Leo menambahkan dengan situasi ini, pihaknya kesulitan mencapai target bauran energi terbarukan daerah yang tertuang pada Rencana Umum Energi Daerah (RUED). Maka pihaknya berencana untuk meninjau ulang RUED DIY dan melakukan penyesuaian.

Transisi energi merupakan perubahan sistematis yang akan berdampak salah satunya pada ekonomi, terutama daerah atau provinsi yang bergantung pada ekonomi pertambangan. 

Rachmawan Budiarto, Plt Ketua Pusat Studi Ekonomi Kerakyatan UGM menjelaskan bahwa untuk memastikan proses transformasi energi terjadi harus memastikan proses diversifikasi ekonomi terjadi terlebih dahulu. Beberapa sektor yang diusulkan adalah sektor pertanian dan UMKM.

“Kunci dari transformasi ekonomi daerah adalah inklusi politik dimana keterlibatan seluruh pemangku kepentingan dipastikan terjadi sehingga transformasi ekonomi hijau yang terjadi akan lebih kuat,” kata Rachmawan.

Inovasi teknologi juga menjadi hal krusial dalam proses transisi energi, terutama untuk sektor manufaktur dan sektor lain yang memiliki intensitas emisi tinggi. Akmal Irfan Majid, peneliti Pusat Studi Energi (PSE) UGM mengatakan bahwa penggunaan hidrogen sebagai bahan bakar maupun pembawa energi (energy carrier) telah menjadi pertimbangan. Harga keekonomian yang masih cukup tinggi menjadi salah satu tantangan dalam penggunaan hidrogen secara luas.

“Hidrogen hijau berpotensi mengurangi emisi baja hingga 50%, namun inovasi elektrolisis diperlukan untuk menekan biaya,” jelasnya.

Aksi dan inovasi dekarbonisasi berbagai sektor membutuhkan payung hukum kebijakan yang kuat. Irine Handika, Pusat Studi Energi UGM memaparkan bahwa saat ini Indonesia telah memiliki sejumlah aturan kebijakan untuk transisi energi. Namun beberapa aturan tidak harmonis terkait beberapa target krusial seperti pensiun PLTU yang dalam Permen ESDM No. 10/2025 mewajibkan adanya pensiun dini PLTU sementara RUKN 2024 cenderung menghindari mandat pensiun dini dan mendukung pensiun alami PLTU. 

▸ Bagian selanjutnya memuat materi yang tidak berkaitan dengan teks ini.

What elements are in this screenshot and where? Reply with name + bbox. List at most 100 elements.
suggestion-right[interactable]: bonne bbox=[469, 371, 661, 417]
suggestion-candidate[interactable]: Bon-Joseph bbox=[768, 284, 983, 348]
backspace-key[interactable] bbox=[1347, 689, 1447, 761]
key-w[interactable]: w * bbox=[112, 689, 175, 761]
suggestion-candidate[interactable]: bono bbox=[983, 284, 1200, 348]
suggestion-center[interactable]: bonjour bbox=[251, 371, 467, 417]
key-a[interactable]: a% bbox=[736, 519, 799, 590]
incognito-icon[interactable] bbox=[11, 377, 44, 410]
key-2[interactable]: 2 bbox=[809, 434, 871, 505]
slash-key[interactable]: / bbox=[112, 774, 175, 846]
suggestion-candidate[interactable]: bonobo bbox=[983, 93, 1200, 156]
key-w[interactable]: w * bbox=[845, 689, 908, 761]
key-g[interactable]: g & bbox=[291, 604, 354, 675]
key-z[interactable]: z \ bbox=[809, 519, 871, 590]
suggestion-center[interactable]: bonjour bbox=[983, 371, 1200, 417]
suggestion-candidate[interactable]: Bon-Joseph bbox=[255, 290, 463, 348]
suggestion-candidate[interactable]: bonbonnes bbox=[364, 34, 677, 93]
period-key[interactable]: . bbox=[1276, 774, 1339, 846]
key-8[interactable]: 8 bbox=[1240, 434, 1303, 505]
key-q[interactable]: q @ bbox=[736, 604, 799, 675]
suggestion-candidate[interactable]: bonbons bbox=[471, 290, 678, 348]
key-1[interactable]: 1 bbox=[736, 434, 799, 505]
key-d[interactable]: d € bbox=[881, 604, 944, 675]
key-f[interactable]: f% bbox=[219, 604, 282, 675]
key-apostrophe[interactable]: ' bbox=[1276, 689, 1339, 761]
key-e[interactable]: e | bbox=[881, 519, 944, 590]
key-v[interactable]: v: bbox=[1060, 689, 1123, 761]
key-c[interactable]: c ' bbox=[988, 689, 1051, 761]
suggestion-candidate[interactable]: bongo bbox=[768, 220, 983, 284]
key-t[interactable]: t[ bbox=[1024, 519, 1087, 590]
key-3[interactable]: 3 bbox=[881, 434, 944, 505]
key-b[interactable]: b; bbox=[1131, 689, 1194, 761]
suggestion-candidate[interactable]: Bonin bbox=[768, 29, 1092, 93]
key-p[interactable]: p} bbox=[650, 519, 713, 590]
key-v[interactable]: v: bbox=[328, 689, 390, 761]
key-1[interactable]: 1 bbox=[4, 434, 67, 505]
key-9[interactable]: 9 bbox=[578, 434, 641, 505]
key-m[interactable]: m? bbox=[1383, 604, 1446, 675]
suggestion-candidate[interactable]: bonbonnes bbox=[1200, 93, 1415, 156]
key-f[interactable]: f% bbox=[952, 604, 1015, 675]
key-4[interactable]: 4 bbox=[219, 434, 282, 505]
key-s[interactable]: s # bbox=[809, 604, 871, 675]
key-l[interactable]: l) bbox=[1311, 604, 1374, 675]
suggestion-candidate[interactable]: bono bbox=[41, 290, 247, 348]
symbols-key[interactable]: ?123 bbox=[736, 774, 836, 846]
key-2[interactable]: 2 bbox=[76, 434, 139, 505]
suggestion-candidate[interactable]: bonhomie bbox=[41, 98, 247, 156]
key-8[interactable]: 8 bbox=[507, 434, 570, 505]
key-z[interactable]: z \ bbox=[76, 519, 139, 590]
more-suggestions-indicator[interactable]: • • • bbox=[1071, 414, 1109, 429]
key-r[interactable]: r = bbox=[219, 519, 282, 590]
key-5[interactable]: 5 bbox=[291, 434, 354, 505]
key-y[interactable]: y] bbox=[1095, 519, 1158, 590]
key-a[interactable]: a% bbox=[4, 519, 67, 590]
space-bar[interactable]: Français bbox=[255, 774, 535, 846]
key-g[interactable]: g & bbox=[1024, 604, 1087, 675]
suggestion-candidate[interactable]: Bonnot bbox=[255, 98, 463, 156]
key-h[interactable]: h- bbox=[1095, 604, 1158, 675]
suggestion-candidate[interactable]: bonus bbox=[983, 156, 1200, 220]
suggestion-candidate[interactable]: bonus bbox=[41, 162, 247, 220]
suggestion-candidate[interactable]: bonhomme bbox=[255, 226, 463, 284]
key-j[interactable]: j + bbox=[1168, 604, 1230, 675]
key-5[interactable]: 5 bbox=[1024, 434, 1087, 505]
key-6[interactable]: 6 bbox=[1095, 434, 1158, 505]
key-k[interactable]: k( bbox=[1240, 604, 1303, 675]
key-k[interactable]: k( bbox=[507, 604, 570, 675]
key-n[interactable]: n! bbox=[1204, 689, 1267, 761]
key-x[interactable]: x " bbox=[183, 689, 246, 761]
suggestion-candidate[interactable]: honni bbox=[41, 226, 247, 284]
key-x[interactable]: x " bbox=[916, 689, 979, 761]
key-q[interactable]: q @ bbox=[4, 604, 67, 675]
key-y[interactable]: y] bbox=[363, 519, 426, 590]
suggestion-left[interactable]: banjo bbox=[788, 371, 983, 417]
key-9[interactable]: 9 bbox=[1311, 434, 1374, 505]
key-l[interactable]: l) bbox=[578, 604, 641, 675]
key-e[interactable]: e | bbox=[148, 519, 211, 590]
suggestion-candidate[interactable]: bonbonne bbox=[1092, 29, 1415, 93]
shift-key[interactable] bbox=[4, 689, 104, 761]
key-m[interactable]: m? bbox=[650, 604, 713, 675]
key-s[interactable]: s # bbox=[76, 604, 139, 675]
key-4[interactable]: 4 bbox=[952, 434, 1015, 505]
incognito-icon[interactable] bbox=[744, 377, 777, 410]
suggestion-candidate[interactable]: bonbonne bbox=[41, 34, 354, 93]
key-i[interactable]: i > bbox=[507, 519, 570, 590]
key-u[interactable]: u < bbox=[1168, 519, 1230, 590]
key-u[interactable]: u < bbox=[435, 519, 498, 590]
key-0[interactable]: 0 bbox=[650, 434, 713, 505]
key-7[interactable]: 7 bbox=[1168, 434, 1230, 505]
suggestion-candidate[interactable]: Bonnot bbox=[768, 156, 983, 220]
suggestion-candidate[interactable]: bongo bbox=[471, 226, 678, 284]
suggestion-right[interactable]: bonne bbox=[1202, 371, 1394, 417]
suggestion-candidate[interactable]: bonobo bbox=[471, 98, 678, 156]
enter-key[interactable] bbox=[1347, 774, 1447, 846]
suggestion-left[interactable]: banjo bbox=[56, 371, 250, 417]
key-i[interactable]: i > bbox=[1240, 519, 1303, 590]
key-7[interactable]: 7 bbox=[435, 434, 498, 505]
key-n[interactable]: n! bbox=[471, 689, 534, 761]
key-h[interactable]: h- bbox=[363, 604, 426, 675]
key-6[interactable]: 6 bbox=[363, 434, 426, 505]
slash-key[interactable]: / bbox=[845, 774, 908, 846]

“Adanya norma hukum yang jelas dan konsisten dan selaras dengan hukum yang lebih tinggi seperti UU RPJPN dan RUKN akan memberikan kepastian hukum untuk bertindak bagi eksekutor seperti PLN,” katanya.

Irine juga menambahkan dalam proses penyusunan kebijakan transisi energi harus melibatkan masukan pemangku kepentingan untuk memastikan landasan hukum yang rasional.